Vincent Lambert liegt mit schweren Hirnverletzungen im Wachkoma, atmet jedoch selbstständig und hat einen spontanen Herzschlag. Die Ärzte der Uniklinik Reims bezeichnen es als „unangemessene Sturheit“, ihn weiterhin am Leben zu erhalten, indem man ihn mit Nahrung und Flüssigkeit versorgt. Diese Meinung teilt Lamberts Ehefrau, die davon ausgeht, dass ihr Mann eine künstliche Lebensverlängerung nicht gewollt habe. Eine diesbezügliche Patientenverfügung Vincent Lamberts liegt allerdings nicht vor. 

Vincent liegt nicht im Sterben

In Frankreich ist Euthanasie verboten, doch die Richter haben in seinem Fall entschieden, dass die Behandlung beendet werden könne, da sie gemäß „Clays-Leonetti“-Gesetz  „nutzlos und nicht angemessen sei“. Da Vincent Lambert nicht im Sterben liegt und zahlreiche Einrichtungen angeboten hatten, ihn zur weiteren Pflege aufzunehmen, sorgte diese Entscheidung weltweit für Aufsehen.

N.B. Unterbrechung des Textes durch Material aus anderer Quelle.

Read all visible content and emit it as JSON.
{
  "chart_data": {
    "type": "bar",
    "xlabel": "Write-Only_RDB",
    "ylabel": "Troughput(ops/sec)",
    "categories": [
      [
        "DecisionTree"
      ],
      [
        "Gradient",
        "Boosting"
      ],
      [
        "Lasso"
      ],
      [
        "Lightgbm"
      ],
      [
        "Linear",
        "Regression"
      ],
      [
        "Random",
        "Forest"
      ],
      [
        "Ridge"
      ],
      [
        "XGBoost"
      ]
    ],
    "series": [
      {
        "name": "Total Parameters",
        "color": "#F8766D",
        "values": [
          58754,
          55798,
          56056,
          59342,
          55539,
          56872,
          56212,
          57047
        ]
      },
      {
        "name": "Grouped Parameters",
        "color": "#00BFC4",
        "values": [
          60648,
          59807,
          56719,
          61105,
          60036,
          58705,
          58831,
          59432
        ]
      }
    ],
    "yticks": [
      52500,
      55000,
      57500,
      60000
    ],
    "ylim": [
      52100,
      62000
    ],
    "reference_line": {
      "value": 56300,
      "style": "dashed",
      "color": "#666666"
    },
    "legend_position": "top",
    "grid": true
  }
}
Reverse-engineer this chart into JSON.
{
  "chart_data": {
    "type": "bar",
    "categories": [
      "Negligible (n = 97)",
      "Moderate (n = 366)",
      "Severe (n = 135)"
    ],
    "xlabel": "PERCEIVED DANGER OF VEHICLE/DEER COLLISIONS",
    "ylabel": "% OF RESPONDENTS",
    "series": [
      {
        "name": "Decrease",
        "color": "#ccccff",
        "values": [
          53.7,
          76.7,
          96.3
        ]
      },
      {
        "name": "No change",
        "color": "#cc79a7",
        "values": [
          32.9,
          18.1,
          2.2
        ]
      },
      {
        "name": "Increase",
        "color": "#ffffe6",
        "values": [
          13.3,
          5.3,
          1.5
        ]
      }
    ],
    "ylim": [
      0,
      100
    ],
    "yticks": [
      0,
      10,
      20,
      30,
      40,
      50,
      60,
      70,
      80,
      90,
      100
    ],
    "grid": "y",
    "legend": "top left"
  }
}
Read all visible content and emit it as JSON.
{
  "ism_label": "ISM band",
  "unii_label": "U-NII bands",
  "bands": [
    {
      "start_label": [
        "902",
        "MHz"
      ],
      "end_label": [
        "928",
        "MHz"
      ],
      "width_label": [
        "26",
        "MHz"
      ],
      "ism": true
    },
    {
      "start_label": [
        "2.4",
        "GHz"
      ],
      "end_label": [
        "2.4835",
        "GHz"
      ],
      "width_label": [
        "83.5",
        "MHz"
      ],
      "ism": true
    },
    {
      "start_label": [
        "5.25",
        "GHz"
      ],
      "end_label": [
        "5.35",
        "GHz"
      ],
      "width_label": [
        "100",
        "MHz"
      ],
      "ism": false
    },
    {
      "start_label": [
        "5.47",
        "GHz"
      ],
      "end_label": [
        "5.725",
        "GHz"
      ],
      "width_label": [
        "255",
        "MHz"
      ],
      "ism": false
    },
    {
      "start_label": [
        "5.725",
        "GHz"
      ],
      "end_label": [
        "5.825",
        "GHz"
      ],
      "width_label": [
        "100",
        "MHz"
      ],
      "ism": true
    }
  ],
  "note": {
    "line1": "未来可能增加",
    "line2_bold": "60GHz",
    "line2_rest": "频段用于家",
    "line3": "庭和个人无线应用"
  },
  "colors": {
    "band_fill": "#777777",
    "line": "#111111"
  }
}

Im Fall Vincent Lamberts kamen die Ärzte zu dem Schluss, dass sein Zustand irreversibel – also unumkehrbar – sei. Seine Eltern argumentieren jedoch, ihr Sohn sei lediglich schwer behindert und brauche dauerhafte Pflege. Die Einstellung der Nahrungszufuhr sei „versteckte Euthanasie“, die gegen das Grundrecht auf Schutz des Lebens verstoße. Außerdem würden die Ärzte gegen das Verbot von Misshandlung und Folter verstoßen, wenn sie Lambert verhungern und verdursten ließen. Dieser Ansicht widersprach der Europäische Gerichtshof für Menschenrechte.

Vatikan: Koma beeinträchtigt nicht das Grundrecht auf Leben

Demgegenüber stehen weitere klare Worte aus dem Vatikan: Nach Ansicht der katholischen Kirche stellt die Einstellung der künstlichen Ernährung für Wachkoma-Patienten eine schwere Verletzung der Personenwürde dar. Die päpstliche Akademie für das Leben und der Rat für Laien, Familie und Leben betonten: Der vegetative Status eines Komapatienten beeinträchtige weder dessen Menschenwürde noch seine Grundrechte auf Leben und elementare Betreuung. Ernährung und Flüssigkeitszufuhr stellten in keinem Fall die Fortsetzung einer aussichtslosen Therapie dar, solange der Organismus die Stoffe aufnehmen könne und die Person dadurch keine unerträglichen Schmerzen oder Schädigungen erleide. Umgekehrt sei die Aussetzung einer solchen Pflege als ein „Im-Stich-Lassen des Kranken“ zu sehen. Unterzeichnet ist die Erklärung vom 21. Mai 2019 von Kardinal Kevin Farrell und Kurienerzbischof Vincenzo Paglia.